Die Lücke betrifft ausschließlich die On-Premise-Version von Apex One — wer die Cloud-Variante nutzt, ist nicht unmittelbar betroffen. Dennoch sollten Administratoren sofort handeln: CISA hat CVE-2026-34926 bereits in sein Katalog der aktiv ausgenutzen Schwachstellen (Known Exploited Vulnerabilities) aufgenommen und gesetzt für US-Behörden eine Behebungsfrist bis zum 4. Juni fest. Dies ist ein starkes Signal, dass die Lücke von Angreifern bereits im realen Einsatz ist.
Trend Micro betont in seiner Empfehlung, dass es sich wahrscheinlich um eine Advanced Persistent Threat (APT) handelt — ein Hinweis auf staatliche oder staatlich unterstützte Akteure. Frühere Angriffe auf Apex-Produkte wurden teilweise chinesischen Hacker-Gruppen zugeordnet. Wer über Administratorrechte verfügt, könnte die Kontrolle über ein ganzes Netzwerk erlangen.
Parallel zur Behebung dieser Zero-Day haben die Trend-Micro-Sicherheitsteams weitere Patches entwickelt: Zusätzlich zu CVE-2026-34926 adressiert die aktuelle Apex-One-Version mehrere weitere Schwachstellen, die als “hoher Schweregrad” klassifiziert sind und lokale Privilege-Escalation ermöglichen.

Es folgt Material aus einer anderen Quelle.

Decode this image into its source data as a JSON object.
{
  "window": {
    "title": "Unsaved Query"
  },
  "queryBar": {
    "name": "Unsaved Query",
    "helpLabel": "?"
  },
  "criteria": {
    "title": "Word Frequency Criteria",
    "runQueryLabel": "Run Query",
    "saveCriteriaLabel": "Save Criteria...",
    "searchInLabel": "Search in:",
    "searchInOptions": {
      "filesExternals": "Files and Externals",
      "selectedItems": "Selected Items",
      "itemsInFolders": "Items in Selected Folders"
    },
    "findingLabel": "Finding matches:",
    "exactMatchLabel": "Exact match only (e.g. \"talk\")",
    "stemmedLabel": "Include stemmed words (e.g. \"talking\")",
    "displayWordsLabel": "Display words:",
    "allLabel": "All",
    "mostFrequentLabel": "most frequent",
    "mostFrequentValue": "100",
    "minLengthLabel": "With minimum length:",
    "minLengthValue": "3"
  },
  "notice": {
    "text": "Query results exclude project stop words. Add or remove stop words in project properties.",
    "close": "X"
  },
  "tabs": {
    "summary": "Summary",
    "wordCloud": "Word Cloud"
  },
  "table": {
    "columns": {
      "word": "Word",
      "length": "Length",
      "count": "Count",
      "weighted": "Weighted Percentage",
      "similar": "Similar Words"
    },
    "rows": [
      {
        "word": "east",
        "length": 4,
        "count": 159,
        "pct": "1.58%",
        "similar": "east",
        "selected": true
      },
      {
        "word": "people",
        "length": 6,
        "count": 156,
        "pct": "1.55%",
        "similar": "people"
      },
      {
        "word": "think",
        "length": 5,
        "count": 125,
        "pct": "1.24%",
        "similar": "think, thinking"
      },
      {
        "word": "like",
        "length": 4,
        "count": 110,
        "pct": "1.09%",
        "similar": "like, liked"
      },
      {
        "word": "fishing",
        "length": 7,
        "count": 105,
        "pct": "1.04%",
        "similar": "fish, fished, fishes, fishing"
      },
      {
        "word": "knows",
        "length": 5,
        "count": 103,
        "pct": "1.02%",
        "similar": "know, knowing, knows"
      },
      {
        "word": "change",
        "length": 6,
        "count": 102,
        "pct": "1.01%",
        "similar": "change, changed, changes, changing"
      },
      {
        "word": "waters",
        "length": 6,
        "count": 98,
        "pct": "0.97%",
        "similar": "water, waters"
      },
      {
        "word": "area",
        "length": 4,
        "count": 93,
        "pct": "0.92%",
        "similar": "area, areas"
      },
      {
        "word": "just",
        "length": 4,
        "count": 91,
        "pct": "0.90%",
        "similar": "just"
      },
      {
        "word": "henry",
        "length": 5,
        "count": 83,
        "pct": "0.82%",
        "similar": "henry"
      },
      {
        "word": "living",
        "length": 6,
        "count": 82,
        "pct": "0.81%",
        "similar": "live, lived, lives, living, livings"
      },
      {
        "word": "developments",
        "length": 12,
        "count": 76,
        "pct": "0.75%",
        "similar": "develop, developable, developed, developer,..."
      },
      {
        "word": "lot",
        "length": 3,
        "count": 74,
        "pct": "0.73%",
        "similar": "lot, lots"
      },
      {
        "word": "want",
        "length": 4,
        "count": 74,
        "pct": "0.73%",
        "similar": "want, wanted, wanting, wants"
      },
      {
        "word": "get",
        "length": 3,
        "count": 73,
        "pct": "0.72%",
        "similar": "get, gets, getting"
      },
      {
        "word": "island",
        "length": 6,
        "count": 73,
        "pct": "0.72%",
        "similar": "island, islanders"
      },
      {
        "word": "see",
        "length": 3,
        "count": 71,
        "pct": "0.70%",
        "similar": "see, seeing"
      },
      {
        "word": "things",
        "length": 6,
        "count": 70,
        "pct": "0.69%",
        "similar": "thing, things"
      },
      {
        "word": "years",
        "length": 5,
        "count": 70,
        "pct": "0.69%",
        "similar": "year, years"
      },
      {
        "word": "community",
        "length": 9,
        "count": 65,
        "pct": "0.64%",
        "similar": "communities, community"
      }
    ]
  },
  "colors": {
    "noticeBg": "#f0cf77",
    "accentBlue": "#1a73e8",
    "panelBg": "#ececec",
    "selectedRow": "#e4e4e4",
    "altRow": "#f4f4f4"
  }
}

Trend Micro rät neben dem sofortigen Patchen zur umfassenden Überprüfung von Remote-Access-Zugriffen auf kritische Systeme sowie zur Überprüfung aktueller Sicherheitsrichtlinien und Perimeter-Abwehrmaßnahmen. Für deutsche Unternehmen und Behörden ist dies auch eine DSGVO-relevante Angelegenheit: Sollten durch diese oder ähnliche Lücken Daten kompromittiert werden, drohen Meldepflichten und erhebliche Bußgelder bis zu 4 Prozent des Jahresumsatzes.